We're back, tired and windswept from a week camping in North Yorkshire.  We camped overlooking Robin Hood's Bay on a windy site with magnificent views of the sea and valley.  It was such a pleasure to sit and watch the landscape and the small changes that occur across the hours and days.  Fields changed from verdant green to mellow mustard, white mists rolled up the valley, kissed us coldly and moved on; a combine harvester turned a golden field into one spotted with huge hay bales. The week was such an outdoors, outward experience for someone who spends a lot of time indoors!  

I wanted to visit Staithes, inspired by reading Attic 24. It's a picturesque outpost on the Yorkshire coast, with houses huddled around a small harbour.  The houses bear the brunt of the scalding sea breeze, paint peels to be re-coated in lovely red, turquoise and blue. It's a place out of time, the only commercial ventures being to supply ice-cream and crab lines for the families that visit to enjoy timeless pleasures.


Jessica Hogarth-Robin Hood's Bay

The North Yorkshire coast is an artists' paradise, sandwiched between the sea and the earthy moors.  The light changes in an instant, clouds descending swiftly and then being broken through by shards of sunshine.  The meeting of man and nature, the will to live in what must surely be a place to endure through the winter; a truth belied by the charm of cottages that seem to tumble one atop the other down the valleys, bright doors and bunting filled windows housing the pleasures of Summer.  Jessica Hogarth's charming drawings perfectly capture this.

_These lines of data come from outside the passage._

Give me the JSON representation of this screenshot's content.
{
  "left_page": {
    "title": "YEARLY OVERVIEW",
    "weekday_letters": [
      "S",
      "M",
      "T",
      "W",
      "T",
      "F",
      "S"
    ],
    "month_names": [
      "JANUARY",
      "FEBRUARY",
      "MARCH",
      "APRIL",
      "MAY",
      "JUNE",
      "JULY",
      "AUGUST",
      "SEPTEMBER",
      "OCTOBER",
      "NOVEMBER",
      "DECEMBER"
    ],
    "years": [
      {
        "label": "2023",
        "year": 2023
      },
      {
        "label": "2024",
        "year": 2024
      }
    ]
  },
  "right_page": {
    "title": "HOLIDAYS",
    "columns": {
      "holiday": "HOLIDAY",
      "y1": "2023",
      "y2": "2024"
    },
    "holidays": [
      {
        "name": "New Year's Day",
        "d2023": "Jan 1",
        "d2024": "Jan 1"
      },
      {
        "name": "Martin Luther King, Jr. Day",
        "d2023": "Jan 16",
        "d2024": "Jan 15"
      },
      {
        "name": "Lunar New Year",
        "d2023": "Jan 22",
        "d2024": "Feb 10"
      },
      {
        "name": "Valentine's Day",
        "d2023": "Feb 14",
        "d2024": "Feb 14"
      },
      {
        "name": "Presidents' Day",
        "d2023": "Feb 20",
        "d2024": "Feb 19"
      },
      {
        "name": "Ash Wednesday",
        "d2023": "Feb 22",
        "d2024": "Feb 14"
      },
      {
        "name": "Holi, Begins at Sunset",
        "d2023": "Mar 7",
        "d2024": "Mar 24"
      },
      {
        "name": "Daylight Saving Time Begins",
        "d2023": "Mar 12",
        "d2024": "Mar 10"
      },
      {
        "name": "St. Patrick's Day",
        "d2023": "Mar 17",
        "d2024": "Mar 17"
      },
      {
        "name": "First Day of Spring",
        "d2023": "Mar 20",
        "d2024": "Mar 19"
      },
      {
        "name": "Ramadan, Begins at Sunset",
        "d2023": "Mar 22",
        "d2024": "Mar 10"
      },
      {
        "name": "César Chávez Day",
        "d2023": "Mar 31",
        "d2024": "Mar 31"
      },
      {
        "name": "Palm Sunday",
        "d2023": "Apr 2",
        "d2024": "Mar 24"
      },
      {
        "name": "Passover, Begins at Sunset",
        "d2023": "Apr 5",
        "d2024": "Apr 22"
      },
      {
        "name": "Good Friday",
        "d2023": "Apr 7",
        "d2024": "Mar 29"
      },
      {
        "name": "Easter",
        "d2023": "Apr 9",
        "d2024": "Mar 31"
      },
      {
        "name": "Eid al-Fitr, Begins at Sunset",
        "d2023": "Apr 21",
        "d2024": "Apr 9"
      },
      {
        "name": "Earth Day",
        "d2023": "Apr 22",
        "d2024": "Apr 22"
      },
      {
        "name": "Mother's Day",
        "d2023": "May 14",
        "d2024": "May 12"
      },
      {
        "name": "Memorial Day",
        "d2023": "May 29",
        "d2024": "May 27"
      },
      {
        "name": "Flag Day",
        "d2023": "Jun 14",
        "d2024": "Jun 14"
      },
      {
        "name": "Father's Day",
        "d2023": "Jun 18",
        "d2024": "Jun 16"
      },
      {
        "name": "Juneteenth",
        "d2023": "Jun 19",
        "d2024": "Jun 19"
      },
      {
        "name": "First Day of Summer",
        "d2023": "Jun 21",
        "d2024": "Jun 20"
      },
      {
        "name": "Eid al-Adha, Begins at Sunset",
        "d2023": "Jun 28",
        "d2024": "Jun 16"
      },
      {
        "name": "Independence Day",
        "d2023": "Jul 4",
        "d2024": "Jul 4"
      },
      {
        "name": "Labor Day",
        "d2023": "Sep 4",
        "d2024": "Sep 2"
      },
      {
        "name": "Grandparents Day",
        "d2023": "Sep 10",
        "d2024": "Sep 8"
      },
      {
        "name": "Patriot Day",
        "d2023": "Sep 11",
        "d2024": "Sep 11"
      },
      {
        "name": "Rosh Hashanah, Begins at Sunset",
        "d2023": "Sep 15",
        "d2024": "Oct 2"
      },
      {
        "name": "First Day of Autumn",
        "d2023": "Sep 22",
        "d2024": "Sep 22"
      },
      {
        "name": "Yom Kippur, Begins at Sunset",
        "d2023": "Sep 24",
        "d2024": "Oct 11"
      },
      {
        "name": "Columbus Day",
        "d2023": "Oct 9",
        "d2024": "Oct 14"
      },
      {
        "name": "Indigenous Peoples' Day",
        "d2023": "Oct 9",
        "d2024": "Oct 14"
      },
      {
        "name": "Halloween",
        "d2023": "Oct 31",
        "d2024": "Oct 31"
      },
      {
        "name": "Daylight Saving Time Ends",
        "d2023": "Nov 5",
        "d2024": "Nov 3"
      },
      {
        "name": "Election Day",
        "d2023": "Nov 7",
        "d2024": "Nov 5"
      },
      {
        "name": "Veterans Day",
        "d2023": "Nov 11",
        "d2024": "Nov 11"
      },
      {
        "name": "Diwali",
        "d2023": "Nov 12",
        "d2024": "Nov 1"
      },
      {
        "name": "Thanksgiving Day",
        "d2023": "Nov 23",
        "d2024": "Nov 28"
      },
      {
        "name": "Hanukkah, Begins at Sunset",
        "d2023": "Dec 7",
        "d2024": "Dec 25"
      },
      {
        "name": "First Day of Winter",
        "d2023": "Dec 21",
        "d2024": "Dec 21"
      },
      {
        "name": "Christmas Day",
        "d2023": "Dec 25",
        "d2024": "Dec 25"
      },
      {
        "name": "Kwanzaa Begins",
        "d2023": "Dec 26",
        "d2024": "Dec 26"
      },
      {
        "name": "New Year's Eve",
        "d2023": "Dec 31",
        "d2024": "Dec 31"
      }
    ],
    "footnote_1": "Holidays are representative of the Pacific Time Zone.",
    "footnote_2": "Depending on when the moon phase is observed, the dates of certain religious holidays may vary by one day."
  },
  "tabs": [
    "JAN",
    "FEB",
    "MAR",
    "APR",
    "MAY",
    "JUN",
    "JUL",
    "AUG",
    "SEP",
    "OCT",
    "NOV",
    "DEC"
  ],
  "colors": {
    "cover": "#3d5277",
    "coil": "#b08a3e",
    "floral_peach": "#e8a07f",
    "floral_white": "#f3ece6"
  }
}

Jane Jackson-'White House'

Howard Hodgkin-'David's Pool'

In amongst the days spent fossil hunting, eating ice-cream and refuelling ourselves with coffee, we enjoyed the galleries of Whitby and Scarborough.  The Scarborough Art Gallery has a show of Howard Hodgkin's hand coloured prints running until the 18th September.  Infused with the intense colour for which he is famous, their inky freedom has inspired me to embrace some larger scale work.  Likewise, the colour in Jane Jackson's felted fabric collages, captured the colours of the moors and has given me a palette to combine with some of the sketches I did whilst away.

So today I'm back in the studio with my mind filled with beautiful memories, a sketchbook of ideas and a fear that I won't be able to realise the images in my head......here goes!